Ardern has clearly calculated she doesn’t need to reach that audience via Mike Hosking any more every week. 

Hosking himself said on air he can take or leave it because the interviews weren't very enlightening - which is weird because he also claimed he found her out time and time again and that he was the only one - or one of few - to ask her tough questions. (Wouldn't that alone would make them well-worth the airtime?)

But Hosking also said “management weren’t happy" that this decision had been communicated to ZB a month ago. So why didn't we hear about it before the first no-show this week?

On Morning Report’s regular weekly Tuesday interview, Susie Ferguson asked Ardern if she had singled ZB and Hosking out. She denied it  - saying she wanted to talk to a wider range of media at different times. (Again - let's see)

But no other media in her regular Monday/Tuesday round has been cut, so few commentators believe the rejig wasn't - at least in part - designed to finish the Monday interview with Mike Hosking. 

Apparently most other outlets give the PM’s office a heads-up about the likely topics for the weekly interview - Newstalk ZB did not. 

Hosking said he was disappointed Ardern isn't "robust enough to fight her corner." But in his show, she often found herself fighting from his corner.

Every morning Hosking airs strong scripted editorial comment and often he made clear his own low opinion of this government and its leadership. 

So when she fronted up, it was not always to answer pressing questions of the day but to defend herself against opinions Mike Hosking had already aired. 

When the jnterviews were over, he would often editorialise again afterward - making further claims she was unable to respond to.

It’s not like that on other outlets. ZB might now be reflecting on why Ardern considered she had little to lose by cutting them out. 

Hosking and other ZB hosts have already said it could hurt Labour come election time when they will want to be on air getting messages out. 

But that poses problems for ZB. They will look willfully unbalanced if they shut the Labour out in response as an act of utu. 

Further fallout from NZME Bassett ban

The Michael Bassett article in the Northern Advocate on Tuesday.

The Michael Bassett article in the Northern Advocate on Tuesday. Photo: PHOTO / RNZ Mediawatch

Last week NZME said a column by Dr Michael Bassett that had appeared in the Northland Age paper and on the New Zealand Herald’s website was “unacceptable.”

The Northland Age's article - headlined ‘Racism on a grand scale’ and printed under the banner “New Zealand as we know it” - bemoaned what he called a “bizarre craze” of embracing Māori culture. 

“It has failed our standards and should not have been published,” NZME’s chief editor Shayne Currie said. 

Historian Scott Hamilton published a rebuttal and fact-check here: All the things Michael Bassett got wrong in his noxious article

““It is hard to believe that the author of the text printed by the Northland Age was once a history professor. Bassett’s intellectual decline proves once again that bigotry is injurious to scholarship.” 

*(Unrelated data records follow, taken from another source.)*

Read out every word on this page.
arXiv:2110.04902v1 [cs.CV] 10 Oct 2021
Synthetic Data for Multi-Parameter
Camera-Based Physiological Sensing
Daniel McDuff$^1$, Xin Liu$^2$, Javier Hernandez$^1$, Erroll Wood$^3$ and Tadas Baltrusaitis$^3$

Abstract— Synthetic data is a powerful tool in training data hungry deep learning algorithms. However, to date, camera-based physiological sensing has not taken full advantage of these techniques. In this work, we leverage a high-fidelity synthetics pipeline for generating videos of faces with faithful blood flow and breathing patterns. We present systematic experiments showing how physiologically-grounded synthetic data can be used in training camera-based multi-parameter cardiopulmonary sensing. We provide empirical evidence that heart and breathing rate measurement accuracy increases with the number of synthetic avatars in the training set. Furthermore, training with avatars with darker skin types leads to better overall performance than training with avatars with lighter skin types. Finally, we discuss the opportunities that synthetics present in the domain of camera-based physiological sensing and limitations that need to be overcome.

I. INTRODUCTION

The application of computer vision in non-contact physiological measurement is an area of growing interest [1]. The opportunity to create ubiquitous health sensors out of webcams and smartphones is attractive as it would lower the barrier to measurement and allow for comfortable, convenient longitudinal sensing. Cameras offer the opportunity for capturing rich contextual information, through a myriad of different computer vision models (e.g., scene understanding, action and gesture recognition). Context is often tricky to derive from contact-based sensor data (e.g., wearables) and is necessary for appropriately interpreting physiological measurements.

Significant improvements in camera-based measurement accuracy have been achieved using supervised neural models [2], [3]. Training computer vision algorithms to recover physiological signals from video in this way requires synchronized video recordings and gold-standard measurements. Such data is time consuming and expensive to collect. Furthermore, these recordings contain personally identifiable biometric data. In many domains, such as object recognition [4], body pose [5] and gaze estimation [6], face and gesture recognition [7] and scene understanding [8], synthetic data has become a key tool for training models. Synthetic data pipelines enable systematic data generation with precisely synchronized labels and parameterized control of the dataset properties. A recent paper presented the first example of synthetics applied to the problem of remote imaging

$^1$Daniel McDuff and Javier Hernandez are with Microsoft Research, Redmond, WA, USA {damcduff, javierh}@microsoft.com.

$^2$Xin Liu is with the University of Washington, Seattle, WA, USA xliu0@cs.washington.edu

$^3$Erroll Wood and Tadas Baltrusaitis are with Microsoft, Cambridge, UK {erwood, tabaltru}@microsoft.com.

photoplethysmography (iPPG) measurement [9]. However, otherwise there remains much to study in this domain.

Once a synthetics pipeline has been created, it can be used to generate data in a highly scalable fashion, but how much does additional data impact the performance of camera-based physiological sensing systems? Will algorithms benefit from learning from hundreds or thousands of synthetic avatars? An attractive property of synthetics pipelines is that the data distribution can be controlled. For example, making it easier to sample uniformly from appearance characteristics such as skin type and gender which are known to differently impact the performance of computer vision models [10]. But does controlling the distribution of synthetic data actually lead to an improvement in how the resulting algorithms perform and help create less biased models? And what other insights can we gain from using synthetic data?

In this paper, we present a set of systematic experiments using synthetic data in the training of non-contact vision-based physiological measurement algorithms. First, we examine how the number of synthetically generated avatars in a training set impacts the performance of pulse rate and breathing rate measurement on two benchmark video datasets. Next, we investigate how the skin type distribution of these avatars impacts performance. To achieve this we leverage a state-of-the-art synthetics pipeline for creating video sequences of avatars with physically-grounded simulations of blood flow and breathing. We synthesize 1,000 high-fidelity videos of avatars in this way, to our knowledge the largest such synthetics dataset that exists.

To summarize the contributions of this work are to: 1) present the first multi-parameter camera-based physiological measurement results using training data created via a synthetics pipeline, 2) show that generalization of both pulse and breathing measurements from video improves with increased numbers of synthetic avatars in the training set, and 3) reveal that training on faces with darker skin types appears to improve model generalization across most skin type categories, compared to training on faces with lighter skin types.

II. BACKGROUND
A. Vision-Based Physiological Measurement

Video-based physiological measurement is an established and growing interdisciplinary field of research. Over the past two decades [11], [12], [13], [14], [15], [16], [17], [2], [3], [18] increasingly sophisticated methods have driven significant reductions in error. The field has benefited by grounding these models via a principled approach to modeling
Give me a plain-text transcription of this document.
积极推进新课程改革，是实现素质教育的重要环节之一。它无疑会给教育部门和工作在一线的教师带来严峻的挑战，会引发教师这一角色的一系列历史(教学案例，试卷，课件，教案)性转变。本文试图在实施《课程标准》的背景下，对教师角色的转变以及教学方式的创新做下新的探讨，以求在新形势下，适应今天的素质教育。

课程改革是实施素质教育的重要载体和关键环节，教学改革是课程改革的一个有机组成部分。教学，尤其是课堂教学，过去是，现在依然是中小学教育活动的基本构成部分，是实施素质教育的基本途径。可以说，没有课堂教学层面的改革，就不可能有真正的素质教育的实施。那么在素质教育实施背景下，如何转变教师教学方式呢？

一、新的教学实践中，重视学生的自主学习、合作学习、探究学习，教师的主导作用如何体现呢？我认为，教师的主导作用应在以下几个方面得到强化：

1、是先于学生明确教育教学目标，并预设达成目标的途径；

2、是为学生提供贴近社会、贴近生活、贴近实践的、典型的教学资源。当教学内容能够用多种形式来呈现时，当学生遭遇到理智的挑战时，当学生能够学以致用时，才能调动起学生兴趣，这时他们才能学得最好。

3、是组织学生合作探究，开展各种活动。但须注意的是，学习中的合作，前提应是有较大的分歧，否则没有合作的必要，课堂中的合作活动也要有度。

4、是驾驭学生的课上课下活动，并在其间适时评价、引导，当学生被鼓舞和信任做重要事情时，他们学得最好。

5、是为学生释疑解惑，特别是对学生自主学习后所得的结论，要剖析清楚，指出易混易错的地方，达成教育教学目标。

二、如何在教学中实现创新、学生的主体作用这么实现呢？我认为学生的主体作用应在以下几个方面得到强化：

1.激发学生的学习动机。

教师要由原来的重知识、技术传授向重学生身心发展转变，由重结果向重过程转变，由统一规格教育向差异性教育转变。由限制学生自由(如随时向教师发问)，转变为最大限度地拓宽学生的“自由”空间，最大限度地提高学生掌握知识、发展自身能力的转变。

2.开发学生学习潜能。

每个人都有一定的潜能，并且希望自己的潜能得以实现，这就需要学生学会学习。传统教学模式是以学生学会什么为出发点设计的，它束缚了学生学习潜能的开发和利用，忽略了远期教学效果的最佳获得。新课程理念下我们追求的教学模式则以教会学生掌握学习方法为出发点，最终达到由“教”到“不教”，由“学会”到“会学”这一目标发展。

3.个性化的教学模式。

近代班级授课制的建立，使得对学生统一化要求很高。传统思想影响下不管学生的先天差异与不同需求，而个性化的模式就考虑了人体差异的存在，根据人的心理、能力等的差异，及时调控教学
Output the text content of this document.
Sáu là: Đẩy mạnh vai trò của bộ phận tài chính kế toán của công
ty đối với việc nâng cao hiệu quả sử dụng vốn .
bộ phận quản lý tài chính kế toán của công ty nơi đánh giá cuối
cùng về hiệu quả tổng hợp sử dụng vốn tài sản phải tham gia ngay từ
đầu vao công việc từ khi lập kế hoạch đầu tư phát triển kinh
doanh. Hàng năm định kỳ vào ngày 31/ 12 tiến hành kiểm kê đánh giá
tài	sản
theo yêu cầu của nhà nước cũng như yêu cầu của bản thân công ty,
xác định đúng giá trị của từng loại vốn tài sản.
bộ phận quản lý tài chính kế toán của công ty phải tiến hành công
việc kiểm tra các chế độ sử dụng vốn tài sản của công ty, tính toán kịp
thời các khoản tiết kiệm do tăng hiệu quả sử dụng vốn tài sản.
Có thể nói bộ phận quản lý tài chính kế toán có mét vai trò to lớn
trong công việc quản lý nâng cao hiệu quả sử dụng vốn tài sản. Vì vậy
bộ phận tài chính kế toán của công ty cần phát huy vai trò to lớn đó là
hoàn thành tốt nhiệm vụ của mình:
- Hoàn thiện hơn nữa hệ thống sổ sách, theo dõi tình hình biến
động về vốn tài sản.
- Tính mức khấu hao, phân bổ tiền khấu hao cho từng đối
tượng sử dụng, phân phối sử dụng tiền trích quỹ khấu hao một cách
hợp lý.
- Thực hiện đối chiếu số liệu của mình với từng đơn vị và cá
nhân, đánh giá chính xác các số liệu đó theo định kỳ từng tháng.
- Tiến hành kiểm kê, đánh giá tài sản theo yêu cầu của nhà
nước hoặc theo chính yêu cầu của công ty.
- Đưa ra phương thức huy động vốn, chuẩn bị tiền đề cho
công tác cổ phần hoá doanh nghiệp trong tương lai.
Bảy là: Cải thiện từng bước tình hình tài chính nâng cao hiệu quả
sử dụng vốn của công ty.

This week some further details about how it was published and withdrawn came out from Dr Bassett himself on a blog he shares with Rodney Hide and Don Drash. 

It turns out the same piece had already been published - with a more mild headline ‘New Zealand’s Modern Cultural Cringe’ a month earlier. 

Dr Bassett said the editor of the Northland Age - Peter Jackson - asked him if he could publish the article - and Bassett said he didn’t know it would appear on the Herald’s website as well. 

He said a complaint was made by an offended reader who saw it online and he claimed Shayne Currie took just  minutes to tell his fellow editors Murray Kirkness and Northern Advocate editor Rachel Ward to “review this urgently” and the column was off the Herald’s website within an hour and replaced by an apology to readers was in its place. 

Later that day he said he was informed that “NZME won’t be publishing any more of your columns.”

Remarkably swift - and it shows that it was the association with the Herald masthead that made the difference.  

“We are immediately reviewing our processes to ensure it doesn’t happen again,”  Shayne Currie said at the time 

 This probably means local editors of NZME’s local papers will have less freedom to publish contributions on contentious topics. 

Dr Bassett’s piece was pretty clearly an opinion, and as such NZME could publish contrary opinions in the interests of balance (which it did). 

So it is surprising that NZME acted so decisively to distance itself from the decision to publish.

Bassett’s own response was interesting: 

“In one sense the whole business has been a storm in a teacup. Fortunately, there are plenty of other ways for people to access my articles and those of my colleagues, Don Brash and Rodney Hide.” 

But he took a swipe at “the alacrity with which (the editors) swung into gear at the threat of a complaint to the Press Council and battened down their hatches.”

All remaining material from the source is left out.